Czech National Bank Pilots Bitcoin and Stablecoins, Laying Groundwork for a Future Reserve
The Czech National Bank launched a $1M crypto pilot—Bitcoin, USDT/USDC, and tokenized deposits—to build custody, AML, and crisis playbooks with an eye toward eventual reserve use.

Because Bitcoin
November 13, 2025
The Czech National Bank just moved from observation to participation. It has opened a $1 million test portfolio—mainly Bitcoin, with U.S. dollar–pegged stablecoins and tokenized bank deposits—to learn how to buy, hold, and manage digital assets on its own balance sheet. It’s a small allocation with a larger purpose: build the operating manual now, so scaling later is an option rather than a leap.

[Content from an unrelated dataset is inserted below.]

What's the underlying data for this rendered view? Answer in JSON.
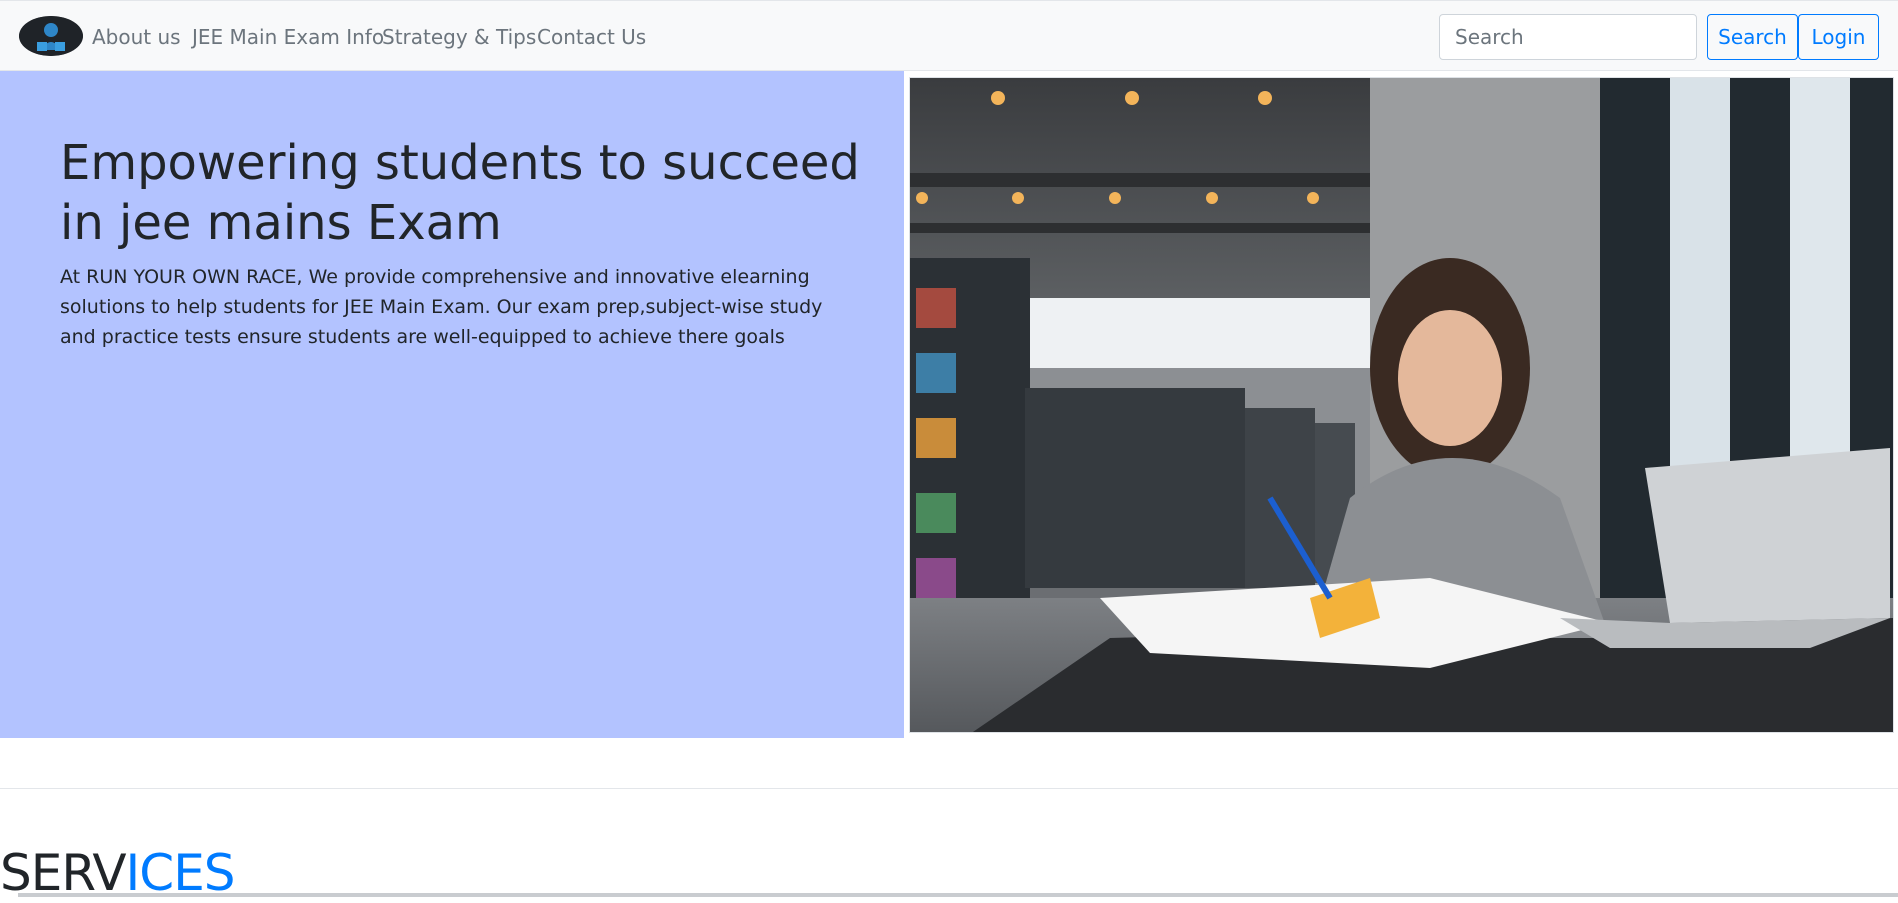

Why a tiny book matters Central banks rarely innovate by edict; they iterate. This pilot lets the CNB probe the full stack—execution, custody, key management, rebalancing, and treasury operations—while running crisis simulations and hardening anti–money laundering controls. The bank’s report frames Bitcoin as mature enough to warrant hands-on testing, even as known issues persist. Stablecoins—especially Tether’s USDT and Circle’s USDC—are flagged as increasingly relevant to global settlement. Tokenized deposits bring commercial bank liabilities on-chain, tightening links between traditional rails and crypto infrastructure.
Policy constraints and optionality Context is doing heavy lifting here. In January, the CNB floated a multi‑billion‑dollar Bitcoin reserve concept that the European Central Bank promptly rejected. Today’s message is careful: there are no immediate plans to hold Bitcoin as reserves. Still, the bank explicitly notes that infrastructure built during this pilot could transition into routine reserve operations. That is the real story—operational readiness as policy hedge.

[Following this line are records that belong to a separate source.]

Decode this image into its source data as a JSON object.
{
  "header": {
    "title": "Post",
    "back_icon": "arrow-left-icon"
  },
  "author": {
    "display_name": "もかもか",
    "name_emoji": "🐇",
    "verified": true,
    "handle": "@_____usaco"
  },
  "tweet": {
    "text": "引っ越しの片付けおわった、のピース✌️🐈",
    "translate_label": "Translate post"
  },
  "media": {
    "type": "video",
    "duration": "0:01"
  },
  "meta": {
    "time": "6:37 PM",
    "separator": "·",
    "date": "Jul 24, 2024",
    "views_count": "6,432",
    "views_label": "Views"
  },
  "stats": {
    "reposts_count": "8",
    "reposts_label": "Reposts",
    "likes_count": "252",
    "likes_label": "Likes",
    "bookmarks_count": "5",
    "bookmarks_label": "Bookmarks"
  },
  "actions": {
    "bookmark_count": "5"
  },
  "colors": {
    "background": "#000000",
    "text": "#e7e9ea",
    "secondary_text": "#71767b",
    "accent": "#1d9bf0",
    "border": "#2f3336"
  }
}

A two- to three-year runway Governor Aleš Michl expects a full program assessment within two to three years. His vision nods to practical utility: koruna-based rails that can handle everyday payments alongside on-chain access to tokenised Czech government bonds and other investments once reserved for larger players. The retail-friendly framing signals how tokenization could compress frictions across issuance, distribution, and settlement.
Geopolitical tailwinds Officials point to shifting external conditions. Pro-crypto moves under the second Trump administration have, in their view, made the regulatory climate more accommodating. The ripple effect is visible: Bank of England leaders recently said they intend to move as quickly as the U.S. on stablecoin adoption. For a mid-sized EU economy, aligning capabilities with the direction of travel—without breaching ECB guardrails—looks pragmatic.
My read: build the playbook before the pivot The CNB is not betting on price; it’s buying capability. A small, controlled position lowers career risk, surfaces operational bugs, and pressure-tests vendors and internal processes under live conditions. If reserve diversification ever becomes politically and regulatorily feasible, the bank won’t be starting from zero.
There are trade-offs. Bitcoin offers deep, around-the-clock liquidity but brings volatility and custody complexity; appropriate sizing and segregation are crucial. Stablecoins improve liquidity management and settlement speed, yet introduce issuer and regulatory risk—especially concentration in USDT/USDC. Tokenized deposits reduce smart contract and collateral ambiguities but add bank counterparty exposure. AML and sanctions controls must be demonstrably robust to maintain public trust, and transparency around governance and key management will matter if this expands.
What to watch next - Custody architecture: self-custody with HSMs versus qualified custodians, and how key ceremonies and disaster recovery are run. - Stress testing: outcomes from crisis simulations and how those translate into risk limits and liquidity buffers. - Tokenised sovereign issuance: pilot milestones for koruna-denominated tokenised Czech bonds. - Stablecoin policy stance: any bias toward regulated, onshore issuers or tokenized deposit models.
This is a capability build disguised as a pilot. If ECB posture softens or global standards coalesce, the CNB will have already done the boring, essential work—so a future reserve allocation, if it ever happens, would feel procedural, not ideological.